Nevertheless, Allyn returned to his work. He placed tea light candles on each stone of the sacred circle surrounding the center and a votive candle on the altar stone and lit them. On the diminutive altar sat their wooden salad bowl filled with distilled water and next to that their stainless-steel mixing bowl. In the water floated a long piece of quartz tied to a birch twig by a vine. Using a hunting knife, Allyn chipped pieces of roots, seeds, and plants into the metal bowl.
“What are those?” asked Rosemarie.
“Althaea root, angelica root, bloodroot, caraway seeds, and star anise. Remember that herb garden I tried to start a few years back? In frustration, I discarded what was left of it in the woods behind the house, and some of them took root. The star anise is from our cupboard.”
Allyn used the bottom end of a steel ladle as a makeshift pestle and ground the pieces up in the bowl. He emptied a bottle of lavender oil into the bowl.
“Is that my lavender oil?” Michelle asked. “Lord, Allyn, what are you doing?”
He cut his palm with a knife and let the blood drip into the bowl. His family cringed and cried out in unison.

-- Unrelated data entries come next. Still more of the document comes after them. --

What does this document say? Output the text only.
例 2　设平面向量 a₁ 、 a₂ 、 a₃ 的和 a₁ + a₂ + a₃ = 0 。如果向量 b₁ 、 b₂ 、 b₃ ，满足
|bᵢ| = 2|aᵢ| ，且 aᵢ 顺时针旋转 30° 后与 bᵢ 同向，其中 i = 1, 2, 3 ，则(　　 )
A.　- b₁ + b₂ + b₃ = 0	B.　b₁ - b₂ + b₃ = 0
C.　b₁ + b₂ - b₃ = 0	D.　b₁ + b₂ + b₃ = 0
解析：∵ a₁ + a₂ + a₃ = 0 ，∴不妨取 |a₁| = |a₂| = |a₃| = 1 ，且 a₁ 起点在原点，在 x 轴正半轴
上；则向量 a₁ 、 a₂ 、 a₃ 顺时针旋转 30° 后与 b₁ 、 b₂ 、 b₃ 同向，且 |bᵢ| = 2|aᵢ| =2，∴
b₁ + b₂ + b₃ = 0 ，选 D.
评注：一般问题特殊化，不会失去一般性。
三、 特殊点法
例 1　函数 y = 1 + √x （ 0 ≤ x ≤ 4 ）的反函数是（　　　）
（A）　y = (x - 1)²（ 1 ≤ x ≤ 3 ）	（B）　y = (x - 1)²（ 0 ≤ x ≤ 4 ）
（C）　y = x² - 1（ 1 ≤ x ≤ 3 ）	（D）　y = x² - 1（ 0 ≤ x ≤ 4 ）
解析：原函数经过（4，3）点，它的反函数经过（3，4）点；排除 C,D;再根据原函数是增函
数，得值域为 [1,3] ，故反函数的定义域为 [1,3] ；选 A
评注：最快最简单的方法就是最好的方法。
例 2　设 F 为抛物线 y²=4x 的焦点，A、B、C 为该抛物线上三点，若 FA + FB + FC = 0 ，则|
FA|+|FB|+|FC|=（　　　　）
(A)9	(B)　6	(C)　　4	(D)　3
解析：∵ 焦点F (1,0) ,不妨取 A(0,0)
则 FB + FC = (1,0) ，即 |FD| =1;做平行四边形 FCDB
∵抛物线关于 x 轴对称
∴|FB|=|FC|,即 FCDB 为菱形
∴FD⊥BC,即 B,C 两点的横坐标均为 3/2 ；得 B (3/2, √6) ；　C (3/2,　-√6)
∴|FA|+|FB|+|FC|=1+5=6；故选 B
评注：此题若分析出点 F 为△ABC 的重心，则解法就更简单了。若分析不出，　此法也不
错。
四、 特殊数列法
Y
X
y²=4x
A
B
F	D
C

“Everyone, please stand back outside the trench,” he asked. Using a candle, he lit the inside of the steel bowl full of roots, blood, and oil.
“Oh Jesus, Allyn!” his wife cried out. “You’ve lost your mind? Theo, do something.”
Theo hesitated at first. When he decided to act, Allyn motioned before him, a single wave as though wiping a windshield. Theo remained outside the circle.
“Theo, do something!” Michelle repeated.
“I can’t,” Theo said. “Feel like I’m standing at the edge of a cliff and I can’t take the next step.”
Allyn pulled out a child’s drawing from his coat pocket—a crayon depiction of Jesus creating bread for the five thousand. It had been one of many on the display in the church’s vestibule. He read the line scrawled under the picture:
When I broke the five loaves for the five thousand, how many basketfuls of pieces did you pick up? Twelve, they replied.
The children loved that story. They always loved the magic in the Bible. The bottom of the drawing was signed
Zach Taylor, age 6
. He threw the drawing into the bowl and watched it burn.
Allyn raised his arms over the flame and the water bowl.
“By the powers of Moon, Sun, Earth, Air, Fire, and Sea what has been lost, be known to me,”
he chanted. He repeated the line—drawing the power into himself—thinking of Zach, imagining the boy’s face, the sound of his voice, his laugh, and then he switched the chant to his religious order’s sacred language, summoning an elaborate cadre of elemental forces. The trees bristled loudly, whooshing as the wind whipped through them. His family huddled together, anchored by Theo, as the wind whipped all around them.